CD4+ CD25+ Foxp3+ IFNγ+ CD178+ human induced Treg (iTreg) contribute to suppression of alloresponses by apoptosis of responder cells.

Induced Treg with the phenotype CD4(+)CD25(+)Foxp3(+)IFNγ(+) were shown to be associated with good long-term graft outcome in renal transplant recipients and inhibition of allogeneic T-cell responses in vitro. In the present study, we investigated whether apoptosis and Fas/FasL-dependent pathways contribute to the inhibition of T-cell activation. Early apoptosis and necrosis rates as well as co-expression of immunostimulatory and immunosuppressive proteins in/on CD4(+)CD25(+)Foxp3(+), CD4(+)IFNγ(+)Foxp3(+) and CD4(+)CD25(+)IFNγ(+) PBL were analyzed using cells from healthy controls and four-color flow cytometry, PMA/Ionomycin-stimulated PBL, and MLC. Sixteen hours PMA/Ionomycin stimulation induced iTreg subsets with the phenotype CD4(+)CD25(+)Foxp3(+), CD4(+)IFNγ(+)Foxp3(+) and CD4(+)CD25(+)IFNγ(+) co-expressing CD95, CD152, CD178, CD279, Granzyme A, Granzyme B, Perforin, IL-10, and TGFβ(1).
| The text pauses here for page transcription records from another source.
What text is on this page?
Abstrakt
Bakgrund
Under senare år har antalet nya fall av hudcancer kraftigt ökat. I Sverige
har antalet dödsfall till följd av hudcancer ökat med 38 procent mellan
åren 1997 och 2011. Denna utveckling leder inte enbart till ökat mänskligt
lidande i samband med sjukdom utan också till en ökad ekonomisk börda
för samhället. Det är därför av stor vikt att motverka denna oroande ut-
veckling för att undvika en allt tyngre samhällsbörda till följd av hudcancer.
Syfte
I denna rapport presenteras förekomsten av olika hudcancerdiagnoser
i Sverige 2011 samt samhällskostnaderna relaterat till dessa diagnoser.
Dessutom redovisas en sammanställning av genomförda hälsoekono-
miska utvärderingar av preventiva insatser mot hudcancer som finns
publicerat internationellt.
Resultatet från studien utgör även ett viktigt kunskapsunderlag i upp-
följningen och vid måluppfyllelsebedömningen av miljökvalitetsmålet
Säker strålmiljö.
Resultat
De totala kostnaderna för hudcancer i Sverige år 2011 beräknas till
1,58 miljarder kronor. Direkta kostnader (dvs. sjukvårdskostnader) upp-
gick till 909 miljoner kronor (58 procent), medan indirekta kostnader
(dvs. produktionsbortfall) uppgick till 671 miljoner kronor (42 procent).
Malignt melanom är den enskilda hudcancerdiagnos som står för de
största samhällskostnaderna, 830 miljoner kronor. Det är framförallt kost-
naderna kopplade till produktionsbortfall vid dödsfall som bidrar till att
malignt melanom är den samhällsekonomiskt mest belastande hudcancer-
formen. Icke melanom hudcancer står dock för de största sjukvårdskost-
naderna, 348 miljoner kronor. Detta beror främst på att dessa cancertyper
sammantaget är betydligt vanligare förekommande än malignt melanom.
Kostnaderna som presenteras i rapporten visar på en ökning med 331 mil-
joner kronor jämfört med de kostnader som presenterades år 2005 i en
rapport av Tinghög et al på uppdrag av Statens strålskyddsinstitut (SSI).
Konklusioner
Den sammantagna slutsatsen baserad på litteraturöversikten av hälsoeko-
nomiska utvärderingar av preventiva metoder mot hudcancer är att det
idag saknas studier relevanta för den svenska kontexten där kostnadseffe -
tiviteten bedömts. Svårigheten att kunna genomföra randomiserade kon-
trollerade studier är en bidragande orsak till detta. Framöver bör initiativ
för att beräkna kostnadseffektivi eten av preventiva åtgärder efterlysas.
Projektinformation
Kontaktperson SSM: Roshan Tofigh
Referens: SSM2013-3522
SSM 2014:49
CD178(+) iTreg increased within 3h after PMA/Ionomycin stimulation in parallel to early apoptotic Annexin(+)/PI(-) PBL, suggesting CD178-mediated apoptosis of responder cells by CD4(+)CD25(+)Foxp3(+)IFNγ(+)CD178(+) iTreg. CD4(+)CD25(+)IFNγ(+) and CD4(+)CD25(+)CD178(+) PBL separated from primary cell cultures and added to autologous PMA/Ionomycin stimulated secondary cell cultures induced apoptosis immediately. Early apoptosis was not antigen-specific as shown in secondary MLC with separated CD4(+)CD25(+)IFNγ(+) and CD4(+)CD25(+)CD178(+) PBL and third-party cells as stimulator. CD4(+)CD25(+)Foxp3(+)IFNγ(+)CD178(+) iTreg differentiate after cell stimulation and induce antigen-unspecific apoptosis of activated CD95(+) responder/effector cells in vitro that might contribute to iTreg-mediated inhibition of T-cell activation.